Common Identifiers or a Common Data Format. What is more important?
I just read this excellent post by Tom Bruce, et. al. from the Legal Information Institute at the Cornell University Law School.
Tom’s post brought to mind something I have long wrestled with. (Actually so long that it was a key part of my job working on CAD systems in the aerospace industry long ago). I sometimes wonder if having common identifiers isn’t more important than having a common data format. The reason is that being able to unambiguously establish relationships is both very difficult and very useful. In fact, one of the reasons you want a common format is so that you can find and establish these identifiers.
I have used a number of schemes for identifiers over the past ten years. Most of the schemes I have used have involved Uniform Resource Names or URNs. A decade ago we designed a URN mechanism for use in the California Legislature. Our LegisWeb product uses a very similar URN schema based on the lessons learned on the California Project. In more recent years I have experimented with the URN:lex proposal and the URL-based proposal that is within Akoma Ntoso. Both of these proposals are based around FRBR. I can’t say I have found the ideal solution.
I favor URN-based mechanism for a number of reasons. URNs are names – that was their intent as defined by the IETF. They are not meant to imply a location or organizational containment (well mostly they aren’t). In theory, these identifiers can be passed around and resolved to find the most relevent representation when needed. But there is a problem. URNs have never really been accepted. While they conceptually are very valuable, their poor acceptance and lack of supporting tools tends to undermine their value.
Akoma Ntoso takes a different approach. It uses URLs intead of URNs. Rather than using URLs as locations though, they are used as if they are identifiers. It is the duty of the webserver and applications plugged into the webserver to intercept the URLs and treat them as identifiers. In doing this, the webserver provides the same resolution functions that URNs were supposed to offer. My upcoming editor implements this functionality. I have built HTTP handlers that convert URLs into repository queries which retrieve and compose the requested documents. I have it working and it works well – as much as I understand the Akoma Ntoso proposal. I’m still not totally crazy about overloading identifier semantics on top of location semantics though. At least the technology support is better in place.
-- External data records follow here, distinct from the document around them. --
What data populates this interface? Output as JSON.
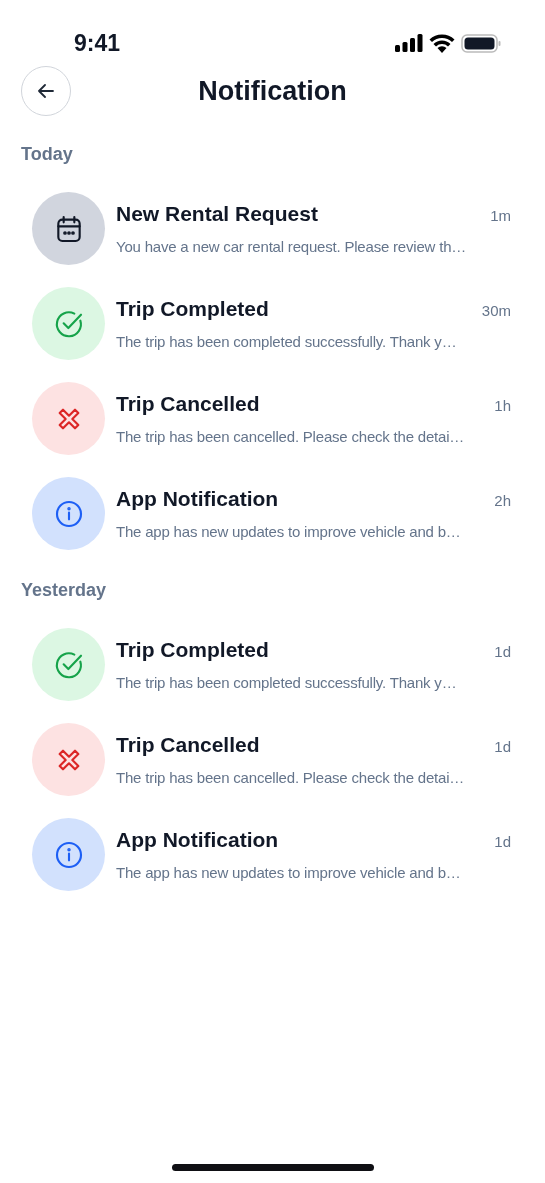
{
  "status_bar": {
    "time": "9:41"
  },
  "header": {
    "title": "Notification"
  },
  "sections": [
    {
      "label": "Today",
      "items": [
        {
          "kind": "request",
          "title": "New Rental Request",
          "time": "1m",
          "message": "You have a new car rental request. Please review th…"
        },
        {
          "kind": "completed",
          "title": "Trip Completed",
          "time": "30m",
          "message": "The trip has been completed successfully. Thank y…"
        },
        {
          "kind": "cancelled",
          "title": "Trip Cancelled",
          "time": "1h",
          "message": "The trip has been cancelled. Please check the detai…"
        },
        {
          "kind": "info",
          "title": "App Notification",
          "time": "2h",
          "message": "The app has new updates to improve vehicle and b…"
        }
      ]
    },
    {
      "label": "Yesterday",
      "items": [
        {
          "kind": "completed",
          "title": "Trip Completed",
          "time": "1d",
          "message": "The trip has been completed successfully. Thank y…"
        },
        {
          "kind": "cancelled",
          "title": "Trip Cancelled",
          "time": "1d",
          "message": "The trip has been cancelled. Please check the detai…"
        },
        {
          "kind": "info",
          "title": "App Notification",
          "time": "1d",
          "message": "The app has new updates to improve vehicle and b…"
        }
      ]
    }
  ]
}
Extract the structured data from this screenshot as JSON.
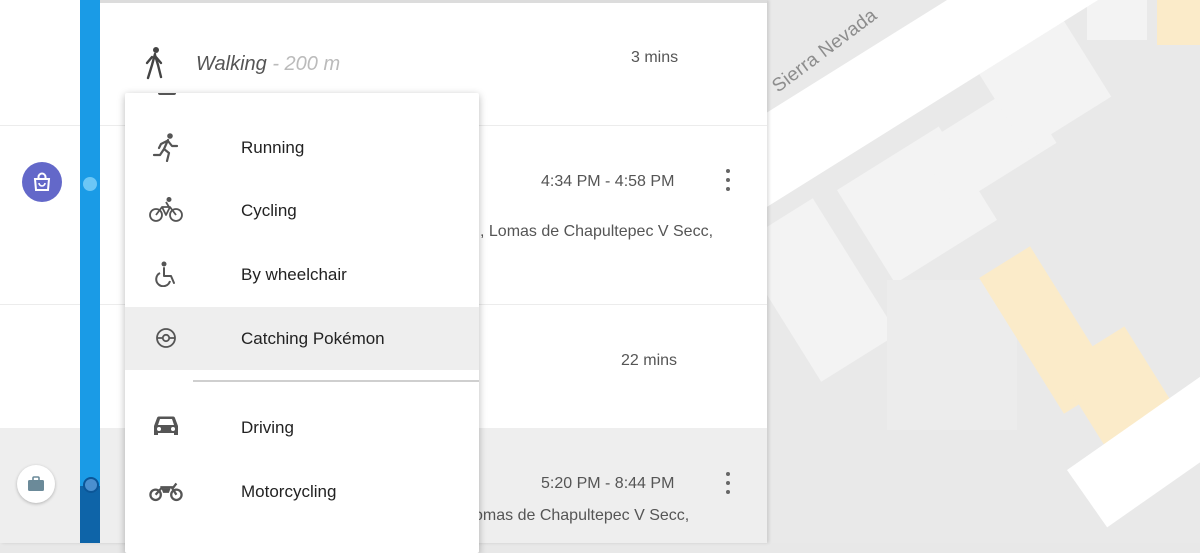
{
  "map": {
    "street_label": "Sierra Nevada"
  },
  "timeline": {
    "walking": {
      "mode": "Walking",
      "distance": "- 200 m",
      "duration": "3 mins"
    },
    "stop1": {
      "time_range": "4:34 PM - 4:58 PM",
      "address": ", Lomas de Chapultepec V Secc,"
    },
    "travel2": {
      "duration": "22 mins"
    },
    "stop2": {
      "time_range": "5:20 PM - 8:44 PM",
      "address": "omas de Chapultepec V Secc,"
    }
  },
  "menu": {
    "items": [
      {
        "label": "Running",
        "icon": "running-icon"
      },
      {
        "label": "Cycling",
        "icon": "bicycle-icon"
      },
      {
        "label": "By wheelchair",
        "icon": "wheelchair-icon"
      },
      {
        "label": "Catching Pokémon",
        "icon": "pokeball-icon",
        "selected": true
      },
      {
        "label": "Driving",
        "icon": "car-icon"
      },
      {
        "label": "Motorcycling",
        "icon": "motorcycle-icon"
      }
    ]
  },
  "colors": {
    "rail": "#1a9be6",
    "rail_dark": "#0e64a8",
    "place_icon_bg": "#6368c9",
    "selected_bg": "#eeeeee"
  }
}
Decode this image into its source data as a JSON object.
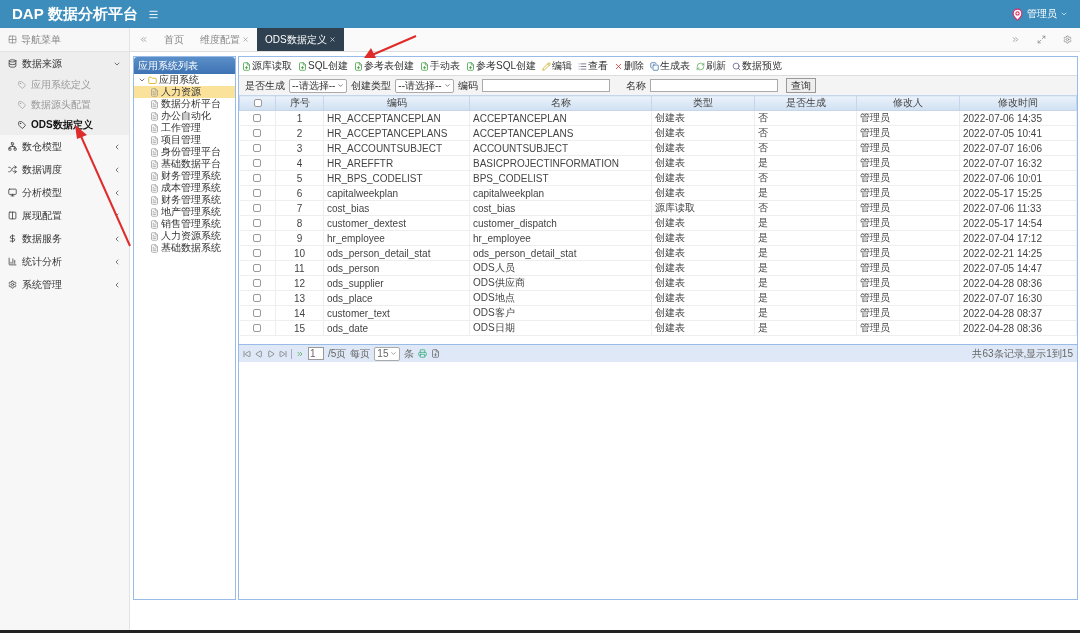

So what issues have I struggled with?
First of all, none of the proposals seem to adequately address how you deal with portions of documents. There are many issues in the area. The biggest of course is the inherent ambiguity within legislative documents. As Tom mentioned in his post, duplicate numbering often occurs. There are usually perfectly good and valid reasons for this – such as different operational conditions. But sometimes these are simply errors that everyone has to accommodate. Being able to specify the information necessary to resolve the ambiguity is not in any proposal I have seen. Add to that the temporal issues that come with renumbering actions. How do you refer to something that is subject to amendment and renumbering? Do you want a reference to specific wording at a specific point in time, or do you want you reference to track with amendments and renumbering?
At this point people often ask me why a hash identifier followed by a cleverly designed element id won’t work. The first thing you have to realize is that the # means something to the effect of “retrieve the document and then scroll to that Id”. The semantic I am looking for is “retreive the document fragment located at Id”. The importance of the difference becomes obvious when you realize that the client browser holds the “#” part of the request and all the server sees is the document URL, minus the hash and identifier. When your document is a thousand pages long and all you want is a single section, that distinction is quite important. Secondly managing ids across renumbering actions is very messy and introduces as many problems as it solves.
Secondly, the referencing mechanism tends to be documented oriented. Certainly, Akoma Ntoso uses virtual URL identifiers to refer to much more than simple documents, but the whole approach gets cumbersome and hard to explain. (If you want to appreciate this, try and explain XML schema’s namespace URI/URL concept to an uninitiated developer.) What’s more, it’s not clear if a common URL mechanism does enough to establish common enough practices for the effort to be useful. For instance, what if I want to refer to the floor vote after the second reading in the Assembly? Is there a reference to that? In California there is. That’s because the results of that vote are reported as a document. But there is nothing that says this should be the case. I have had the need to interrelate a number of ancilliary documents with the legislation. How to do that in a consistent way is not all that clear cut.
The third problem is user acceptance. The URN:Lex proposal, in particular, looks quite daunting. It uses lots of characters like @, $, ;, While end users can be shielded from some of this, my experience has taught me that even software developers rebel against complexity they can’t understand or appreciate. So far, this has been a struggle.
I’m eagerly awaiting Part 2 of Tom’s post on identifiers. It’s a great subject to explore.